To delete a table, click on DELETE TABLE in the Table’s page (top right), or click on the ellipsis to the far right of the row next to the Table’s name (in the Tables tab) and choose “Delete Data lakehouse table” from the dropdown:

Clip 7 - Delete Table

This will open a window that prompts the user to type “DELETE” and then click on DELETE. Note that once the table has been deleted, the data will be lost.

Streaming Configuration

To view or update streaming configuration, click on the settings icon at the top right of the page:

Account config

Figure 14 - Account configuration

For users without administrator permissions, the streaming configuration page will show settings that have been configured by the administrator:

Streaming Config Nonadmin

Figure 15 - Account configuration - non-administrator

The user will be able to see whether the following is enabled:

  • Streaming
  • Filtering
  • Alarm streaming
  • Telemetry Streaming
  • Null value streaming

Other information such as the Server being used, the Username, Password, SASL mechanism, Security protocol and Telemetry topic name will also be listed here.

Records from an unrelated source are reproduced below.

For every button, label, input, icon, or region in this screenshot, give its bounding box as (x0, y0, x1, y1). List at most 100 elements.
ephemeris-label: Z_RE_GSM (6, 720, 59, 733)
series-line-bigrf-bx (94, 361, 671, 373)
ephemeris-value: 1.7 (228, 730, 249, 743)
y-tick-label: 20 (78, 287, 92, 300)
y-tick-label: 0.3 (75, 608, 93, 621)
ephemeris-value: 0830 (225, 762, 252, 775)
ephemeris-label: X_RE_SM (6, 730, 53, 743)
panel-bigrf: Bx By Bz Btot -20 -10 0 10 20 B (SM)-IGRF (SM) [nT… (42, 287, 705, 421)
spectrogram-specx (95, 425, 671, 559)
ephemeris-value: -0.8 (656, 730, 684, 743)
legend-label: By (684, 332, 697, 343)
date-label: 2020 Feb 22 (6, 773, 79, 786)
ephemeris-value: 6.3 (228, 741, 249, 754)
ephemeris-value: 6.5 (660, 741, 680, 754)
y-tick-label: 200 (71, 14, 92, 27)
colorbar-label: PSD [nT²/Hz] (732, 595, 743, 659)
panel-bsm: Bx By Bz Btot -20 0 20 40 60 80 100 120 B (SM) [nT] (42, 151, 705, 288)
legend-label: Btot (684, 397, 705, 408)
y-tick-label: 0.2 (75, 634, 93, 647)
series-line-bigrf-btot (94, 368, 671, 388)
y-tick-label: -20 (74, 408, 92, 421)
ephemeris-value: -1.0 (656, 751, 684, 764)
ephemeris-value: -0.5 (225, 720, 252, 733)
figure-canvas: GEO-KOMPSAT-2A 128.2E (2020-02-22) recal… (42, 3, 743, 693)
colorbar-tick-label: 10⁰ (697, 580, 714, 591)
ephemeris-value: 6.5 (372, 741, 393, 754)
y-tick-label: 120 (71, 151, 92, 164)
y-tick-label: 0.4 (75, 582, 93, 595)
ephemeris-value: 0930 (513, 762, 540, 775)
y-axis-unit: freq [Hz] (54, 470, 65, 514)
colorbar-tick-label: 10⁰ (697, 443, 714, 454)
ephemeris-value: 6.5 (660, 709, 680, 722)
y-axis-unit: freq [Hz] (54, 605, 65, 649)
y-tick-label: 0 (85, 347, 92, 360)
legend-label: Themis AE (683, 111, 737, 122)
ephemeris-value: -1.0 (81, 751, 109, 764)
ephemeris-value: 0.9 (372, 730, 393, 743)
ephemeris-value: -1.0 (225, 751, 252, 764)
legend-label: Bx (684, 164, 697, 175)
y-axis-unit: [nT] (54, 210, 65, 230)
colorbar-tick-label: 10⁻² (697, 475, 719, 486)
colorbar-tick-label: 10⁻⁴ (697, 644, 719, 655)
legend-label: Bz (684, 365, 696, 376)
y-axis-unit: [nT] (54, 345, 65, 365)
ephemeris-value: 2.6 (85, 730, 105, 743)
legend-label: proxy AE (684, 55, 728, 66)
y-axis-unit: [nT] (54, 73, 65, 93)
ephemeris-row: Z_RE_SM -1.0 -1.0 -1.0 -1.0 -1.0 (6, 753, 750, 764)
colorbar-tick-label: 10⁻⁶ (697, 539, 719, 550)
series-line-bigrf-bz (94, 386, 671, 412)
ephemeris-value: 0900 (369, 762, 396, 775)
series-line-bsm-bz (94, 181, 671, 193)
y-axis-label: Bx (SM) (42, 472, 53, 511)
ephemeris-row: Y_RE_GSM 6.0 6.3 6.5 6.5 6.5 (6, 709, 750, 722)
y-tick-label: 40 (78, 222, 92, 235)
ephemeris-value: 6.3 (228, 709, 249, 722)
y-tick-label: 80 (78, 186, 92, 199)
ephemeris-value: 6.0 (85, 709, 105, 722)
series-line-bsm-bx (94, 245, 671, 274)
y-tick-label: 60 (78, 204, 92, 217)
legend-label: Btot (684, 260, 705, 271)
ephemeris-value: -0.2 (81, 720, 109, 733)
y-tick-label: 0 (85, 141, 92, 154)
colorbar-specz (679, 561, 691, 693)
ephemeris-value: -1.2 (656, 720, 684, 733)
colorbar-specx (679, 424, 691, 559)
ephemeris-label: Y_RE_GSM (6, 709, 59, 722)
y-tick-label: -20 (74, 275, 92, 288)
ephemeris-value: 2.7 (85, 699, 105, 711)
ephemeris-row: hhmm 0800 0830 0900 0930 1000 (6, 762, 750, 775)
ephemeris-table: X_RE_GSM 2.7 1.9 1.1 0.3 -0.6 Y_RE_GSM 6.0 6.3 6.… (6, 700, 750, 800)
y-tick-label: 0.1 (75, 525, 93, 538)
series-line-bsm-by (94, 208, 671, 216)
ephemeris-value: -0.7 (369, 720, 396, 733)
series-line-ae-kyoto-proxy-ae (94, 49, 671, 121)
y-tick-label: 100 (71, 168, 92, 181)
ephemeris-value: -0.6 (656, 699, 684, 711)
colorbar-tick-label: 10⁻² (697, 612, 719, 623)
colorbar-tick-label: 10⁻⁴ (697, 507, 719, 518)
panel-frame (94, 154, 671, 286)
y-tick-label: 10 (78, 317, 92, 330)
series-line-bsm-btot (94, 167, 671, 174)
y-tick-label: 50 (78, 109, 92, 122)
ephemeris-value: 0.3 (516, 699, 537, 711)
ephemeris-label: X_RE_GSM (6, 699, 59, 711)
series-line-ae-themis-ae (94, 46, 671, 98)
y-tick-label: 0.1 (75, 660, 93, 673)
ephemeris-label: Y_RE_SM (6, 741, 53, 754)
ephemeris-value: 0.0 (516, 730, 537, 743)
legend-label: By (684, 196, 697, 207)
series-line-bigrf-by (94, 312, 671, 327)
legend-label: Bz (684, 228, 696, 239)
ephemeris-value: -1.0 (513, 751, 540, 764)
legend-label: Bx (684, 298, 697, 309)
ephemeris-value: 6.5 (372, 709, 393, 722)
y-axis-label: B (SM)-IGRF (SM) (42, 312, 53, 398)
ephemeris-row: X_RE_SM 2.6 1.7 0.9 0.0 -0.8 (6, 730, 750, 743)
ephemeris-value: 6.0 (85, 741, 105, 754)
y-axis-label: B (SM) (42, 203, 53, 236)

For users with administrator permissions, the following will be available for configuration:

Streaming Config Admin

Figure 16 - Account configuration - administrator

  1. The administrator will be able to enable (or disable) the following;

    • Streaming
    • Filtering
    • Alarm streaming
    • Telemetry streaming
    • Null value streaming
  2. Other settings that can be configured include:

    • Server
    • Username
    • Password
    • SASL mechanism
    • Security protocol
    • Telemetry topic name
    • Alarm topic name
  3. If settings have been changed and the administrator wants to revert to the default development setup configuration, click on AUTO CONFIG and the account/streaming settings will revert to the default setup configuration.
  4. Click on the UPDATE button to update settings.

Data lakehouse table for other applications

Once the data lakehouse table has been created, it can be used in other Navigator applications to (for example):

  • Explore and visualise data.
  • Create predictive models and analyse long-term data trends.